Supporting Mutual Aid Projects
Mutual aid projects are a form of civic engagement where people take responsibility for caring for one another, changing political conditions, and showing solidarity. Mutual aid groups are open for all to participate in, emphasizing a non-hierarchical and non-bureaucratic structure where members control all resources as opposed to charities which follow a top-down approach and are ruled by government regulations that impose eligibility criteria, limiting the people that can receive help. Mutual aid groups seek immediate results that are beneficial to all members of the groups, making it their first priority to help those who need it most and not relying on the lengthy and tired process of attempting to convince politicians and corporations to care about them. You can help these mutual aid groups by donating money, material goods, or services. There are tons of mutual aid projects, so it might be best to start with researching to find the ones closest to you.
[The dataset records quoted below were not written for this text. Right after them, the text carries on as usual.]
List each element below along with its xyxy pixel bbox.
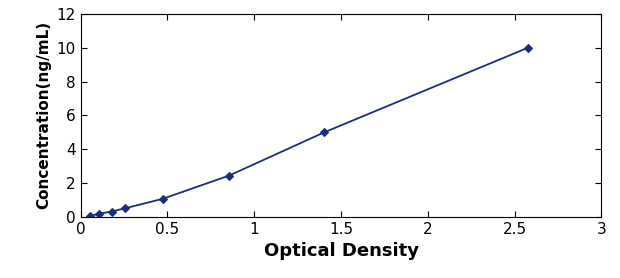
Y-axis label: Concentration(ng/mL): Concentration(ng/mL) bbox=[36, 21, 51, 209]
X-axis label: Optical Density: Optical Density bbox=[264, 242, 418, 260]
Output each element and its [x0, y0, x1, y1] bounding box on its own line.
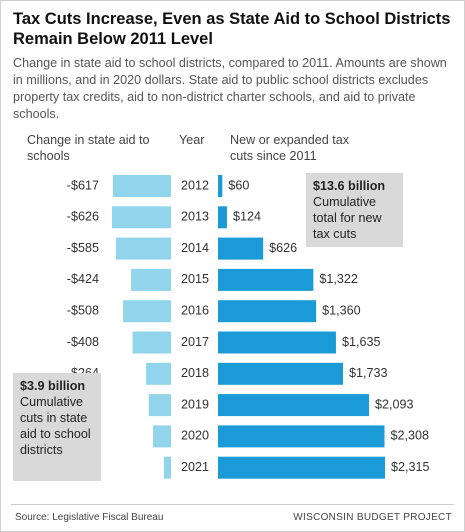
value-label: -$408	[67, 335, 99, 349]
bar	[218, 268, 314, 291]
bar	[218, 362, 344, 385]
year-label: 2015	[181, 272, 209, 286]
value-label: $626	[269, 241, 297, 255]
annotation-title: $13.6 billion	[313, 179, 386, 193]
value-label: $1,733	[349, 366, 388, 380]
divider	[11, 504, 454, 505]
bar	[148, 394, 171, 417]
value-label: $1,360	[322, 304, 361, 318]
bar	[218, 425, 385, 448]
annotation-box: $3.9 billion Cumulative cuts in state ai…	[13, 373, 101, 481]
bar	[123, 300, 171, 323]
chart: 2012 -$617 $60 2013 -$626 $124 2014 -$585 $626 20…	[67, 175, 430, 479]
value-label: $1,322	[319, 272, 358, 286]
bar	[146, 362, 171, 385]
value-label: -$424	[67, 272, 99, 286]
year-label: 2018	[181, 366, 209, 380]
left-header: Change in state aid to schools	[27, 133, 150, 163]
bar	[218, 331, 336, 354]
year-label: 2014	[181, 241, 209, 255]
value-label: $2,315	[391, 460, 430, 474]
year-label: 2021	[181, 460, 209, 474]
bar	[132, 331, 171, 354]
year-label: 2020	[181, 429, 209, 443]
year-label: 2013	[181, 210, 209, 224]
bar	[112, 206, 171, 229]
bar	[218, 456, 385, 479]
year-label: 2019	[181, 397, 209, 411]
source: Source: Legislative Fiscal Bureau	[15, 512, 164, 523]
value-label: $60	[228, 178, 249, 192]
value-label: $124	[233, 210, 261, 224]
bar	[218, 175, 223, 197]
credit: WISCONSIN BUDGET PROJECT	[293, 512, 452, 523]
year-label: 2017	[181, 335, 209, 349]
bar	[115, 237, 171, 260]
value-label: -$508	[67, 304, 99, 318]
chart-subtitle: Change in state aid to school districts,…	[13, 56, 447, 121]
year-label: 2016	[181, 304, 209, 318]
value-label: -$617	[67, 178, 99, 192]
bar	[218, 237, 264, 260]
value-label: $2,093	[375, 397, 414, 411]
annotation-text: Cumulative cuts in state aid to school d…	[20, 395, 91, 457]
year-header: Year	[179, 133, 205, 147]
bar	[163, 456, 171, 479]
bar	[218, 394, 369, 417]
chart-title: Tax Cuts Increase, Even as State Aid to …	[13, 10, 451, 48]
annotation-title: $3.9 billion	[20, 379, 86, 393]
value-label: $1,635	[342, 335, 381, 349]
right-header: New or expanded tax cuts since 2011	[230, 133, 350, 163]
bar	[218, 300, 317, 323]
bar	[131, 268, 171, 291]
annotation-box: $13.6 billion Cumulative total for new t…	[306, 173, 403, 247]
value-label: -$626	[67, 210, 99, 224]
value-label: -$585	[67, 241, 99, 255]
bar	[112, 175, 171, 197]
annotation-text: Cumulative total for new tax cuts	[313, 195, 382, 241]
bar	[218, 206, 227, 229]
value-label: $2,308	[390, 429, 429, 443]
year-label: 2012	[181, 178, 209, 192]
bar	[153, 425, 171, 448]
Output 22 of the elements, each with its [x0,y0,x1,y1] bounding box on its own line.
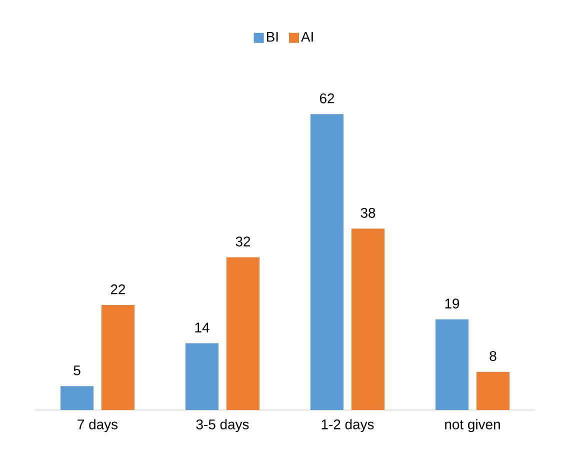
bar [310,114,344,410]
bar [186,343,218,410]
data-label: 38 [360,208,376,218]
data-label: 32 [236,236,250,246]
data-label: 5 [74,366,80,376]
bar [226,257,260,410]
bar [60,386,94,410]
data-label: 19 [445,298,460,308]
legend-label: AI [301,32,313,42]
bar [436,319,469,410]
x-tick-label: not given [445,419,500,432]
bar [102,305,134,410]
bar [476,372,510,410]
x-tick-label: 1-2 days [322,419,374,432]
data-label: 22 [110,284,126,294]
data-label: 8 [490,351,496,361]
bar [352,228,385,410]
data-label: 62 [320,93,334,104]
legend-label: BI [266,32,278,42]
data-label: 14 [195,322,210,332]
x-tick-label: 7 days [78,419,118,432]
x-tick-label: 3-5 days [196,419,249,432]
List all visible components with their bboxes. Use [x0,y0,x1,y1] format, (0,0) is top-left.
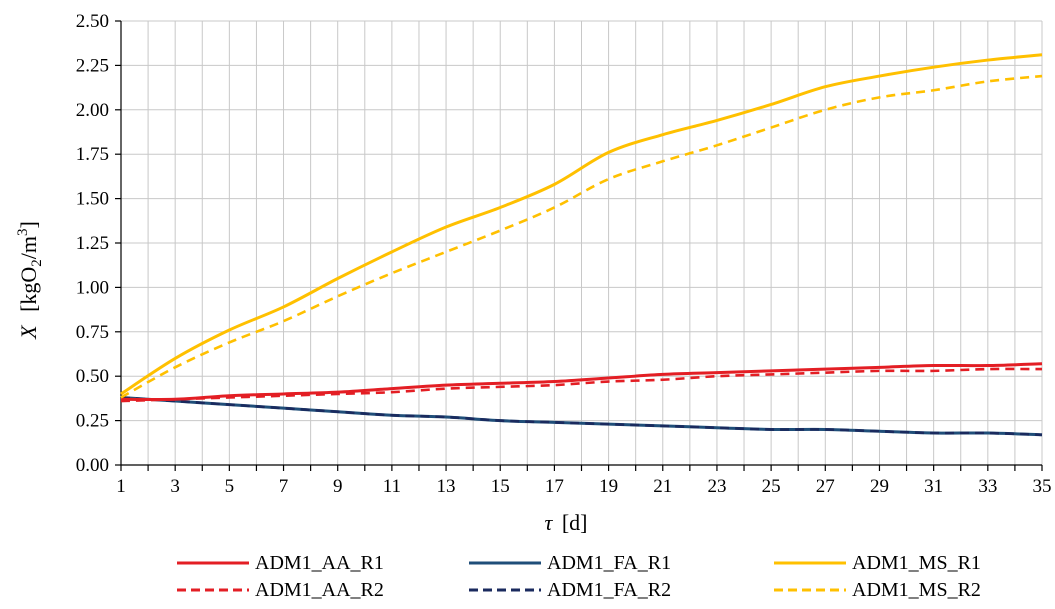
y-tick-label: 0.50 [76,366,109,387]
x-tick-label: 35 [1033,476,1052,497]
x-tick-label: 25 [762,476,781,497]
chart-legend: ADM1_AA_R1 ADM1_FA_R1 ADM1_MS_R1 ADM1_AA_R2… [0,550,1055,608]
legend-item-adm1-fa-r2: ADM1_FA_R2 [467,577,671,603]
legend-label: ADM1_FA_R2 [547,578,672,601]
legend-item-adm1-ms-r1: ADM1_MS_R1 [772,550,981,576]
legend-item-adm1-aa-r2: ADM1_AA_R2 [175,577,384,603]
legend-label: ADM1_AA_R2 [255,578,384,601]
x-tick-label: 5 [225,476,235,497]
chart-svg: 0.00 0.25 0.50 0.75 1.00 1.25 1.50 1.75 2.00 2.25… [15,11,1052,535]
y-tick-label: 2.25 [76,55,109,76]
legend-label: ADM1_AA_R1 [255,551,384,574]
x-tick-label: 17 [545,476,564,497]
x-tick-label: 13 [437,476,456,497]
y-tick-label: 0.00 [76,455,109,476]
x-tick-label: 1 [116,476,126,497]
y-axis-unit-sub: 2 [29,259,45,267]
x-axis-var: τ [544,510,553,535]
x-tick-label: 31 [924,476,943,497]
x-tick-label: 19 [599,476,618,497]
x-axis-title: τ [d] [544,510,587,535]
y-tick-label: 0.25 [76,411,109,432]
series-line-adm1-ms-r1 [120,53,1043,396]
x-tick-label: 7 [279,476,289,497]
y-tick-label: 0.75 [76,322,109,343]
y-axis-title: X [kgO2/m3] [15,221,45,340]
chart-axes [115,20,1043,471]
x-tick-label: 23 [707,476,726,497]
x-axis-unit: [d] [562,510,588,535]
y-axis-unit-close: ] [16,221,41,228]
x-tick-label: 3 [170,476,180,497]
series-line-adm1-aa-r1 [120,362,1043,402]
tick-labels: 0.00 0.25 0.50 0.75 1.00 1.25 1.50 1.75 2.00 2.25… [76,11,1052,497]
legend-swatch [774,561,846,565]
grid-lines [121,20,1043,465]
y-axis-var: X [16,324,41,340]
x-tick-label: 33 [978,476,997,497]
y-tick-label: 1.75 [76,144,109,165]
y-tick-label: 1.50 [76,189,109,210]
legend-swatch [177,588,249,592]
x-tick-label: 9 [333,476,343,497]
y-tick-label: 1.25 [76,233,109,254]
legend-item-adm1-fa-r1: ADM1_FA_R1 [467,550,671,576]
legend-label: ADM1_MS_R2 [852,578,981,601]
y-axis-unit-mid: /m [16,236,41,259]
y-axis-unit-sup: 3 [15,228,31,236]
y-tick-label: 2.50 [76,11,109,32]
x-tick-label: 15 [491,476,510,497]
y-axis-unit-open: [kgO [16,267,41,312]
legend-swatch [469,561,541,565]
legend-swatch [469,588,541,592]
legend-swatch [774,588,846,592]
x-tick-label: 29 [870,476,889,497]
series-line-adm1-fa-r2 [120,396,1043,437]
legend-swatch [177,561,249,565]
y-tick-label: 1.00 [76,277,109,298]
series-line-adm1-aa-r2 [120,367,1043,403]
y-tick-label: 2.00 [76,100,109,121]
chart-series [120,53,1043,437]
legend-label: ADM1_MS_R1 [852,551,981,574]
legend-item-adm1-ms-r2: ADM1_MS_R2 [772,577,981,603]
x-tick-label: 21 [653,476,672,497]
x-tick-label: 11 [383,476,401,497]
x-tick-label: 27 [816,476,835,497]
legend-label: ADM1_FA_R1 [547,551,672,574]
legend-item-adm1-aa-r1: ADM1_AA_R1 [175,550,384,576]
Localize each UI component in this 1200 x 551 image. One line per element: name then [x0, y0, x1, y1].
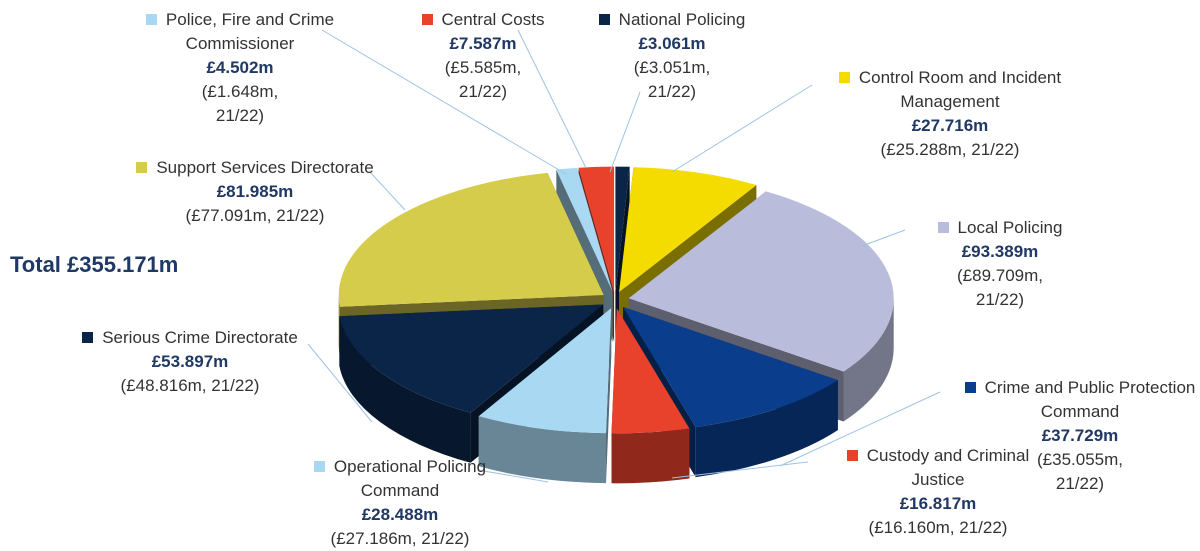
prior-label: (£3.051m, 21/22)	[633, 58, 711, 101]
slice-label: Police, Fire and Crime Commissioner £4.50…	[140, 8, 340, 128]
legend-swatch	[838, 72, 850, 83]
slice	[478, 308, 612, 434]
slice	[623, 306, 838, 428]
slice	[578, 166, 615, 292]
leader-line	[517, 29, 587, 169]
label-name-row: Control Room and Incident Management	[820, 66, 1080, 114]
legend-swatch	[82, 332, 94, 343]
value-label: £27.716m	[911, 116, 989, 135]
value-label: £4.502m	[206, 58, 274, 77]
legend-swatch	[846, 450, 858, 461]
value-label: £93.389m	[961, 242, 1039, 261]
value-label: £81.985m	[216, 182, 294, 201]
slice-side	[615, 166, 630, 342]
leader-line	[671, 461, 809, 479]
slice-label: Custody and Criminal Justice £16.817m (£16…	[828, 444, 1048, 540]
category-name: Operational Policing Command	[333, 457, 487, 500]
legend-swatch	[964, 382, 976, 393]
category-name: Local Policing	[957, 218, 1063, 237]
slice-label: Operational Policing Command £28.488m (£27…	[290, 455, 510, 551]
leader-line	[609, 91, 641, 173]
legend-swatch	[136, 162, 148, 173]
legend-swatch	[421, 14, 433, 25]
slice	[611, 308, 690, 434]
slice-label: National Policing £3.061m (£3.051m, 21/22)	[582, 8, 762, 104]
category-name: Serious Crime Directorate	[102, 328, 298, 347]
slice-label: Serious Crime Directorate £53.897m (£48.81…	[60, 326, 320, 398]
category-name: Police, Fire and Crime Commissioner	[165, 10, 335, 53]
category-name: Control Room and Incident Management	[858, 68, 1062, 111]
leader-line	[307, 343, 373, 423]
slice-label: Central Costs £7.587m (£5.585m, 21/22)	[403, 8, 563, 104]
slice-wall	[695, 380, 838, 478]
category-name: National Policing	[618, 10, 746, 29]
slice-label: Control Room and Incident Management £27.…	[820, 66, 1080, 162]
value-label: £37.729m	[1041, 426, 1119, 445]
legend-swatch	[598, 14, 610, 25]
label-name-row: Serious Crime Directorate	[60, 326, 320, 350]
category-name: Crime and Public Protection Command	[984, 378, 1196, 421]
leader-line	[477, 469, 549, 483]
slice-wall	[478, 416, 606, 484]
prior-label: (£27.186m, 21/22)	[330, 529, 470, 548]
slice-wall	[843, 298, 894, 422]
slice	[619, 167, 757, 292]
label-name-row: National Policing	[582, 8, 762, 32]
prior-label: (£48.816m, 21/22)	[120, 376, 260, 395]
value-label: £7.587m	[449, 34, 517, 53]
slice	[556, 167, 613, 292]
label-name-row: Operational Policing Command	[300, 455, 500, 503]
slice-label: Local Policing £93.389m (£89.709m, 21/22)	[930, 216, 1070, 312]
category-name: Support Services Directorate	[156, 158, 374, 177]
label-name-row: Crime and Public Protection Command	[950, 376, 1200, 424]
legend-swatch	[145, 14, 157, 25]
prior-label: (£5.585m, 21/22)	[444, 58, 522, 101]
label-name-row: Local Policing	[930, 216, 1070, 240]
prior-label: (£25.288m, 21/22)	[880, 140, 1020, 159]
label-name-row: Police, Fire and Crime Commissioner	[140, 8, 340, 56]
label-name-row: Central Costs	[403, 8, 563, 32]
label-name-row: Custody and Criminal Justice	[843, 444, 1033, 492]
leader-line	[671, 84, 813, 173]
value-label: £16.817m	[899, 494, 977, 513]
leader-line	[779, 391, 941, 467]
prior-label: (£1.648m, 21/22)	[201, 82, 279, 125]
category-name: Central Costs	[441, 10, 545, 29]
slice	[339, 304, 604, 413]
prior-label: (£77.091m, 21/22)	[185, 206, 325, 225]
slice-wall	[339, 316, 471, 463]
value-label: £3.061m	[638, 34, 706, 53]
prior-label: (£89.709m, 21/22)	[957, 266, 1043, 309]
slice-wall	[611, 428, 690, 484]
legend-swatch	[937, 222, 949, 233]
prior-label: (£35.055m, 21/22)	[1037, 450, 1123, 493]
leader-line	[369, 171, 406, 211]
value-label: £53.897m	[151, 352, 229, 371]
prior-label: (£16.160m, 21/22)	[868, 518, 1008, 537]
category-name: Custody and Criminal Justice	[866, 446, 1030, 489]
slice	[628, 191, 894, 372]
legend-swatch	[313, 461, 325, 472]
slice	[338, 172, 604, 307]
leader-line	[321, 29, 567, 175]
value-label: £28.488m	[361, 505, 439, 524]
slice-label: Support Services Directorate £81.985m (£77…	[105, 156, 405, 228]
label-name-row: Support Services Directorate	[105, 156, 405, 180]
slice	[615, 166, 630, 292]
leader-line	[861, 229, 906, 247]
total-annotation: Total £355.171m	[10, 252, 179, 277]
slice-label: Crime and Public Protection Command £37.7…	[950, 376, 1200, 496]
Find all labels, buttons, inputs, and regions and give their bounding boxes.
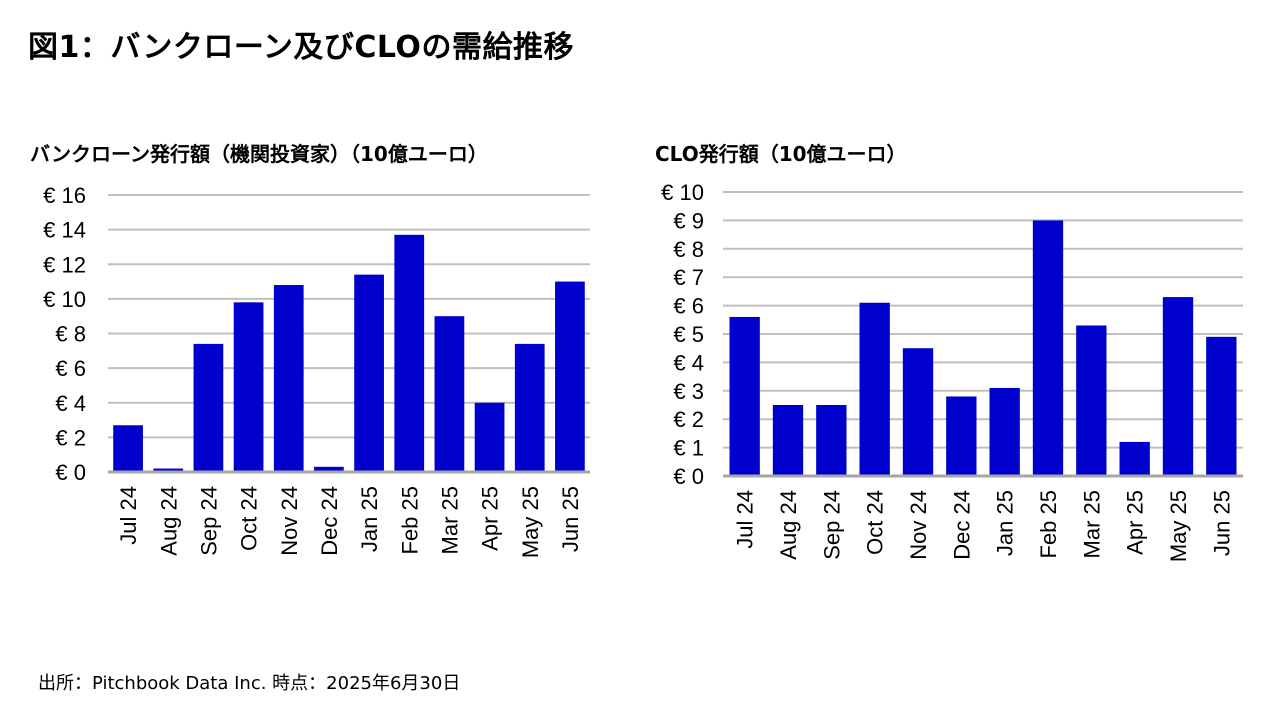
x-tick-label: Feb 25 (1036, 490, 1061, 559)
bar (902, 348, 934, 476)
y-tick-label: € 4 (673, 350, 704, 375)
bar (474, 402, 505, 472)
y-tick-label: € 0 (55, 460, 86, 485)
y-tick-label: € 1 (673, 436, 704, 461)
bar (772, 405, 804, 476)
y-tick-label: € 6 (55, 356, 86, 381)
y-tick-label: € 5 (673, 322, 704, 347)
clo-chart-title: CLO発行額（10億ユーロ） (655, 142, 907, 166)
x-tick-label: Apr 25 (1123, 490, 1148, 555)
y-tick-label: € 16 (43, 183, 86, 208)
bar (514, 343, 545, 472)
bank-loan-chart-title: バンクローン発行額（機関投資家）（10億ユーロ） (30, 142, 488, 166)
x-tick-label: Jun 25 (1209, 490, 1234, 556)
x-tick-label: Jan 25 (993, 490, 1018, 556)
x-tick-label: Nov 24 (906, 490, 931, 560)
x-tick-label: Aug 24 (776, 490, 801, 560)
bank-loan-issuance-chart: € 0 € 2 € 4 € 6 € 8 € 10 € 12 € 14 € 16 Jul 24 Aug… (43, 183, 590, 558)
x-tick-label: Dec 24 (317, 486, 342, 556)
source-note: 出所：Pitchbook Data Inc. 時点：2025年6月30日 (38, 673, 461, 694)
bar (314, 466, 344, 472)
bar (434, 316, 465, 472)
x-tick-label: Jul 24 (733, 490, 758, 549)
bar (1032, 220, 1064, 476)
bar (729, 316, 760, 476)
bar (555, 281, 585, 472)
x-tick-label: May 25 (1166, 490, 1191, 562)
bar (946, 396, 977, 476)
x-tick-label: Mar 25 (437, 486, 462, 554)
y-tick-label: € 6 (673, 294, 704, 319)
bar (113, 425, 143, 472)
y-tick-label: € 14 (43, 218, 86, 243)
x-tick-label: Jul 24 (116, 486, 141, 545)
bar (816, 405, 847, 476)
x-tick-label: Oct 24 (237, 486, 262, 551)
bar (1162, 297, 1194, 476)
y-tick-label: € 7 (673, 265, 704, 290)
bar (193, 343, 224, 472)
bar (394, 234, 425, 472)
x-tick-label: Feb 25 (397, 486, 422, 555)
bar (1206, 336, 1237, 476)
y-tick-label: € 0 (673, 464, 704, 489)
y-tick-label: € 4 (55, 391, 86, 416)
page-title: 図1：バンクローン及びCLOの需給推移 (28, 30, 574, 65)
x-tick-label: Sep 24 (819, 490, 844, 560)
bar (1076, 325, 1107, 476)
bar (233, 302, 264, 472)
bar (354, 274, 384, 472)
y-tick-label: € 8 (673, 237, 704, 262)
x-tick-label: Mar 25 (1079, 490, 1104, 558)
x-tick-label: Oct 24 (863, 490, 888, 555)
y-tick-label: € 12 (43, 252, 86, 277)
x-tick-label: Aug 24 (156, 486, 181, 556)
x-tick-label: Apr 25 (478, 486, 503, 551)
bar (859, 302, 890, 476)
x-tick-label: Sep 24 (196, 486, 221, 556)
x-tick-label: Nov 24 (277, 486, 302, 556)
y-tick-label: € 10 (661, 180, 704, 205)
x-tick-label: Dec 24 (949, 490, 974, 560)
x-tick-label: Jan 25 (357, 486, 382, 552)
y-tick-label: € 10 (43, 287, 86, 312)
y-tick-label: € 2 (673, 407, 704, 432)
x-tick-label: May 25 (518, 486, 543, 558)
x-tick-label: Jun 25 (558, 486, 583, 552)
y-tick-label: € 8 (55, 322, 86, 347)
bar (1119, 441, 1150, 476)
y-tick-label: € 3 (673, 379, 704, 404)
clo-issuance-chart: € 0 € 1 € 2 € 3 € 4 € 5 € 6 € 7 € 8 € 9 € 10 Jul 24… (661, 180, 1243, 562)
bar (153, 468, 184, 472)
bar (989, 387, 1020, 476)
y-tick-label: € 2 (55, 425, 86, 450)
y-tick-label: € 9 (673, 208, 704, 233)
bar (273, 285, 304, 472)
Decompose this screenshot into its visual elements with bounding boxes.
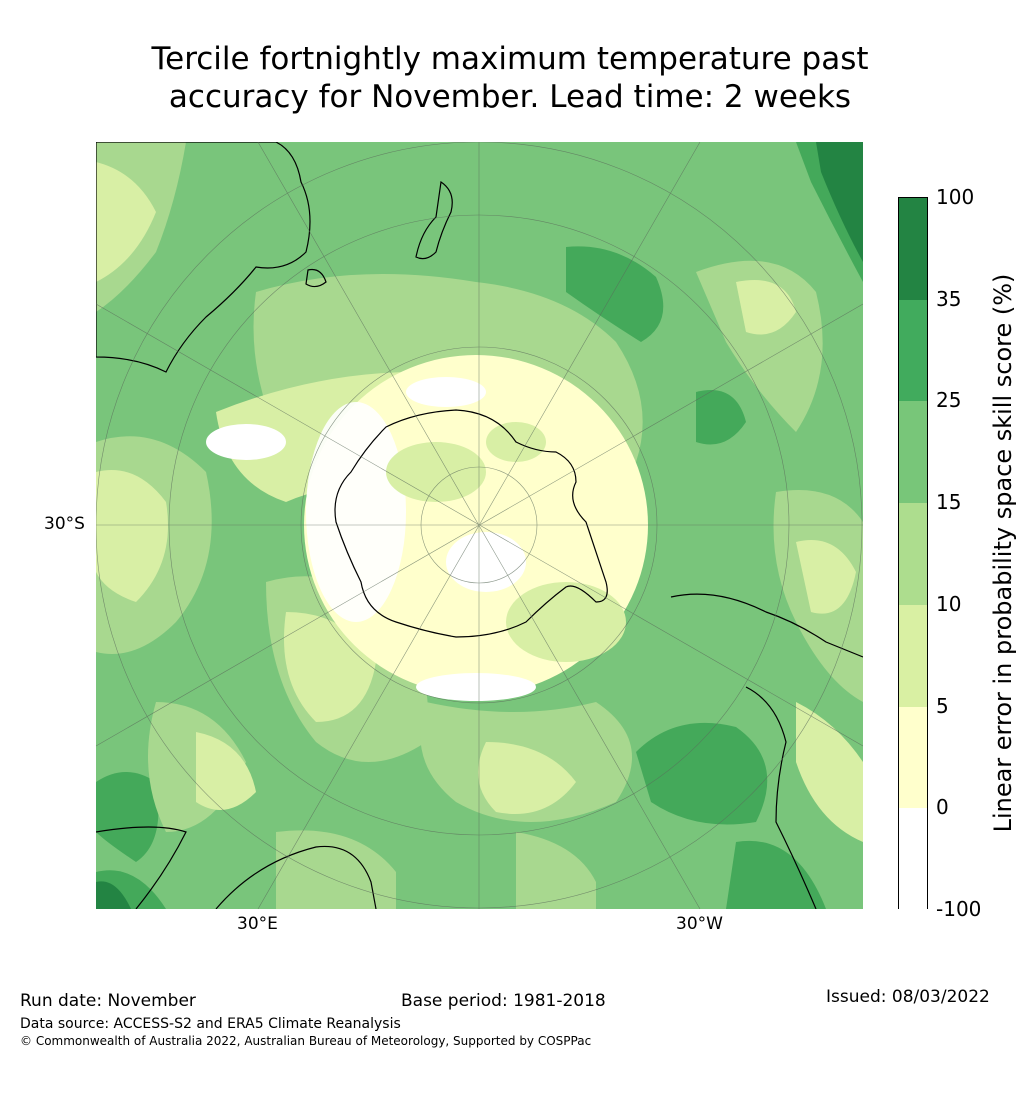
africa-coast-2 xyxy=(215,845,377,909)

Appreciating and Supporting BIPOC
During this election cycle, it became clearer than ever that the organizing of Black, Indigenous, and other people of color is what enabled Biden and Harris to win the election. Look at the Navajo Nation, and you’ll find that their turnout rate increased and that 97% of them voted for Biden. In Georgia, Stacey Abrams, Helen Butler, Nsé Ufot, Deborah Scott, Tamieka Atkins, and many other Black women helped register more than 800,000 new Georgia voters. We need to support and appreciate these women and countless other BIPOC organizers by continuing to listen to their voices. While people of color carried Biden to victory in many swing states, 55% of white women and 58% of white men voted for Trump. Our communities need to learn to support and listen to the BIPOC, and not only after an election or some other grand victory, either. It should be every day, and it should not decrease just because of this “victory.” Black lives still matter. Indigenous people still need their land back. Lots of work must continue, and it starts with everyday appreciation and support.
The electoral system in the United States was always an exclusionary system, barring people of color, women, youth, and many others from participating in elections, and this is still largely the case today. Incarcerated people cannot vote in most states, young people cannot vote, and people living in American territories cannot vote. While it can be important to participate in the electoral system—like by helping with Georgia’s senate runoff elections—it is even more important to participate outside of it. Only then can change truly happen.